In light of these results, we consider that there is value in performing research and adaptation of the above systems in order to develop an in vitro immunization system, specifically designed to evaluate vaccine immunogenicity. The technology of the production of antibodies by in vitro methods, if were adapted to testing vaccines, could reduce the time needed to evaluate the immune response induced by any antigen. Additionally, the in vitro immunization approach would be faster because the cell interaction would be readily accesible. Once the production began, according to previous experiments, it is easy to quantify the amount of antibodies secreted to the medium as well as to analyze if the antibodies are able to inactivate or protect against the cellular infection from the target pathogen. Also, is it important to note that the antigen presentation process must be considered a fundamental stage, because the kind of fragments presented to the B cells will be the targets for the antibodies produced by the plasmatic cells.

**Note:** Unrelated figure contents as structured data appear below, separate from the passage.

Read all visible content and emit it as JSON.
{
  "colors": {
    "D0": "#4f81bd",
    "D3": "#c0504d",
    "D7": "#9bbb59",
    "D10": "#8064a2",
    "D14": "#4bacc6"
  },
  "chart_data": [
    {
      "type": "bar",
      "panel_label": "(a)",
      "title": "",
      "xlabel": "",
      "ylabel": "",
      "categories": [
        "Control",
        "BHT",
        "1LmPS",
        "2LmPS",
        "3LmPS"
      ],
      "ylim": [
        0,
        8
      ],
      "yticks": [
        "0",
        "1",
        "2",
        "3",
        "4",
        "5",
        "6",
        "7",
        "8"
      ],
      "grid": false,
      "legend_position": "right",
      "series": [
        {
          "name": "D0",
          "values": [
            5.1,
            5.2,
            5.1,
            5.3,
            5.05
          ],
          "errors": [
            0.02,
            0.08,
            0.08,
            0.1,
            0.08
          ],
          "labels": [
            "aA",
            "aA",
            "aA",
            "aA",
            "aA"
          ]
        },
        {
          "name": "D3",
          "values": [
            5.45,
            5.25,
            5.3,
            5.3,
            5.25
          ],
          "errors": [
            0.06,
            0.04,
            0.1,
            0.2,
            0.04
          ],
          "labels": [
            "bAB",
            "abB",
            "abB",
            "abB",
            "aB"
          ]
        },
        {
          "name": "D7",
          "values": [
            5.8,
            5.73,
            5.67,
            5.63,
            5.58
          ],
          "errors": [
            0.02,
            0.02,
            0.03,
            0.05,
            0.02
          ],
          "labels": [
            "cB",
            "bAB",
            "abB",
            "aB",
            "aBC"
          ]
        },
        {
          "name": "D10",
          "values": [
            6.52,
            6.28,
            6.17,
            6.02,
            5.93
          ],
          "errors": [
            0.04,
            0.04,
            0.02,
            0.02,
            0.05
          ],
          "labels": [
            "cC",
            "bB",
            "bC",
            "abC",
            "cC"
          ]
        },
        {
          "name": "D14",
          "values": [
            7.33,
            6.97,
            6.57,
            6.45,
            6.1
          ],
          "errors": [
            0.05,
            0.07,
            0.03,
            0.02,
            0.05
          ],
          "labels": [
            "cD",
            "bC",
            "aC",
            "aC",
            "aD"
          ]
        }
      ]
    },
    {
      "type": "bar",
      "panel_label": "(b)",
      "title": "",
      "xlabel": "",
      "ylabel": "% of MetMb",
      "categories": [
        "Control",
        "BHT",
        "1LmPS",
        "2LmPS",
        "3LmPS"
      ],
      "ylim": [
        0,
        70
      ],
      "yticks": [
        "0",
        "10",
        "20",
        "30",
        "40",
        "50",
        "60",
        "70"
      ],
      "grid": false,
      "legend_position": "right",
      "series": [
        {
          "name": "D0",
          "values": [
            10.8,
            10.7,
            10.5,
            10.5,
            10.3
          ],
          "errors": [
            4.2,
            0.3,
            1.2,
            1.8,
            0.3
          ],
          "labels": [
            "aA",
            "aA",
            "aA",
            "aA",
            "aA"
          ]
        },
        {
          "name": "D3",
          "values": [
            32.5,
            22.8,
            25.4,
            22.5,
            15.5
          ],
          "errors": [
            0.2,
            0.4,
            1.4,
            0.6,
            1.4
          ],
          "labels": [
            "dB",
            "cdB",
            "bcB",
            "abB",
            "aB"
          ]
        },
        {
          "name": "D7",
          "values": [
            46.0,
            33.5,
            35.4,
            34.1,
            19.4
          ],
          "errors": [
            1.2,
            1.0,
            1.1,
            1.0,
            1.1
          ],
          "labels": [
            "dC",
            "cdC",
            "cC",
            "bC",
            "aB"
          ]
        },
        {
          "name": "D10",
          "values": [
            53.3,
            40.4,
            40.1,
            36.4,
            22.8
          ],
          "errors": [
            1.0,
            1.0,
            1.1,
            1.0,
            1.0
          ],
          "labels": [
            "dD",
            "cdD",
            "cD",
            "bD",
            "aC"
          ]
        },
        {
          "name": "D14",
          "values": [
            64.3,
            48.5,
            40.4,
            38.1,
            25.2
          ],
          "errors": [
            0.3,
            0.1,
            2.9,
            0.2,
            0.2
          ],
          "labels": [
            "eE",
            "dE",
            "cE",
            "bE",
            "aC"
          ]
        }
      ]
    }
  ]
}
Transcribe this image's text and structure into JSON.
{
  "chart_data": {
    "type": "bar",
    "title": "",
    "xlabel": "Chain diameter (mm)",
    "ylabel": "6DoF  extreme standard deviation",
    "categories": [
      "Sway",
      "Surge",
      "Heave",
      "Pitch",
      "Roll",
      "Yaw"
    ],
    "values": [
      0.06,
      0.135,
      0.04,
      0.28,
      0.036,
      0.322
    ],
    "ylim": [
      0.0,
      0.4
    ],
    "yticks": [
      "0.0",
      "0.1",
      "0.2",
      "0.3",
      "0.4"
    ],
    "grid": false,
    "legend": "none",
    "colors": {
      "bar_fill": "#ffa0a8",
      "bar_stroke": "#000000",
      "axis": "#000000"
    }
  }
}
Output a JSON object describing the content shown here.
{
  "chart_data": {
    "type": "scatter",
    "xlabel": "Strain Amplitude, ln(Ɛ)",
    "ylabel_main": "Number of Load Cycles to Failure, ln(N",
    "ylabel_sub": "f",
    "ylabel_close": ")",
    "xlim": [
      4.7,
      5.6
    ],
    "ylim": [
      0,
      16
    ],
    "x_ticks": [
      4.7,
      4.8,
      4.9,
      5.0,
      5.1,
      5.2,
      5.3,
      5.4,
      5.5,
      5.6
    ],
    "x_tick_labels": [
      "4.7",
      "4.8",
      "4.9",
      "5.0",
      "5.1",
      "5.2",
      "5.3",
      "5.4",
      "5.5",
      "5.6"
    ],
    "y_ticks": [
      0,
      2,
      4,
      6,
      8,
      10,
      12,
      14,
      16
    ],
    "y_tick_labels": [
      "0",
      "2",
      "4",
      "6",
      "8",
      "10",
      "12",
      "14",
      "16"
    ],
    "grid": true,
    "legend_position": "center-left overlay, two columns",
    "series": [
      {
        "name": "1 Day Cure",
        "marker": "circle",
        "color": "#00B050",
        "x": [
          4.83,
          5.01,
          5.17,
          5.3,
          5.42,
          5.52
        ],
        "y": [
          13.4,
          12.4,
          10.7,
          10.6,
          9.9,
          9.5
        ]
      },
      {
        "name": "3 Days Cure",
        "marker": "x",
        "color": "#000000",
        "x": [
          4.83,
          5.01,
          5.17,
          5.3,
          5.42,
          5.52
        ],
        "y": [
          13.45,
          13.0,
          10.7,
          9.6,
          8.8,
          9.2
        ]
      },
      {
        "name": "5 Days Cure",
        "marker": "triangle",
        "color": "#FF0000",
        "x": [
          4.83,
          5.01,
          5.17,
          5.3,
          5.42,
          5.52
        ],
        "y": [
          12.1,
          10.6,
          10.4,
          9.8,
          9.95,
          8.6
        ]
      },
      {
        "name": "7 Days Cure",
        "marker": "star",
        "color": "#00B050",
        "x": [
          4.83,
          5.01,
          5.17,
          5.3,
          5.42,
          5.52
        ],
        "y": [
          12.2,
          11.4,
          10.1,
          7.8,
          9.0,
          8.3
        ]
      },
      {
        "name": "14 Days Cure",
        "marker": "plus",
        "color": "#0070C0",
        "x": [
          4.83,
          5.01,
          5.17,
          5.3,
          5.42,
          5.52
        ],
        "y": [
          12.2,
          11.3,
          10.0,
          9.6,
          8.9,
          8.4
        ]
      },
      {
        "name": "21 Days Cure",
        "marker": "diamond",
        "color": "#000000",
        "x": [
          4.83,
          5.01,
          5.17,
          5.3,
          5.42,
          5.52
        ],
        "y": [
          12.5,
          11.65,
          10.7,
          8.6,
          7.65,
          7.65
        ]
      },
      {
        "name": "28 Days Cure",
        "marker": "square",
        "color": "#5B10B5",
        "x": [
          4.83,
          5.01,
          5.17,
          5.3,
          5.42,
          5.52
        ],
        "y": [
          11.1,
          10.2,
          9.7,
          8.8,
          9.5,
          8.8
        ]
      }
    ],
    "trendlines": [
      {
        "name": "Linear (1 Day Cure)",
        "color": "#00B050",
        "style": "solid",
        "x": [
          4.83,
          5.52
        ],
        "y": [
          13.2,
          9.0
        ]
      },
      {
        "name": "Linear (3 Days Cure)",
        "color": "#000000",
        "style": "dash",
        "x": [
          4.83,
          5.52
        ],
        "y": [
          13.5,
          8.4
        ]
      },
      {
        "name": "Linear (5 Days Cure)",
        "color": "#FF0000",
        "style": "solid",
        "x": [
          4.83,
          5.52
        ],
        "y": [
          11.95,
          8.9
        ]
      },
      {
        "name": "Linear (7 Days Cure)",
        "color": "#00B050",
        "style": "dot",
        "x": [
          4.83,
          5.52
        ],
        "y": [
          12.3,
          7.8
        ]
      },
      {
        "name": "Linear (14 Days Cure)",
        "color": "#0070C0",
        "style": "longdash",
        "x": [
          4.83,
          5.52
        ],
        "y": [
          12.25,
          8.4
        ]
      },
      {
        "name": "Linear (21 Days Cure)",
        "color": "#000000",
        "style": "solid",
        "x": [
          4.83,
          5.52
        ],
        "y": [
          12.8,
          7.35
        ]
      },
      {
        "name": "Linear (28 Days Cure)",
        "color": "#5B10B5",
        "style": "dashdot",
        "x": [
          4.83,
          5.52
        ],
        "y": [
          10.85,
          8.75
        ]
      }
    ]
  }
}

Although replacing or reducing animals in the preclinical assessment would be desirable, the research with tissue cultures in this way must support that both models, in vitro or in vivo, show similar conclusions. It might well be required to validate every type of antigen before carrying out a definitive experiment.
If we could get valid data about the in vitro immunogenicity from any antigen, we could have elements to decide if the antigen or candidate vaccine has better probabilities to show an adequate protection in the animal model. In fact, we could reduce the number of animals for preclinical trials and refine the procedure so as to avoid using animals for testing antigens that showed a low or bad immunogenic response.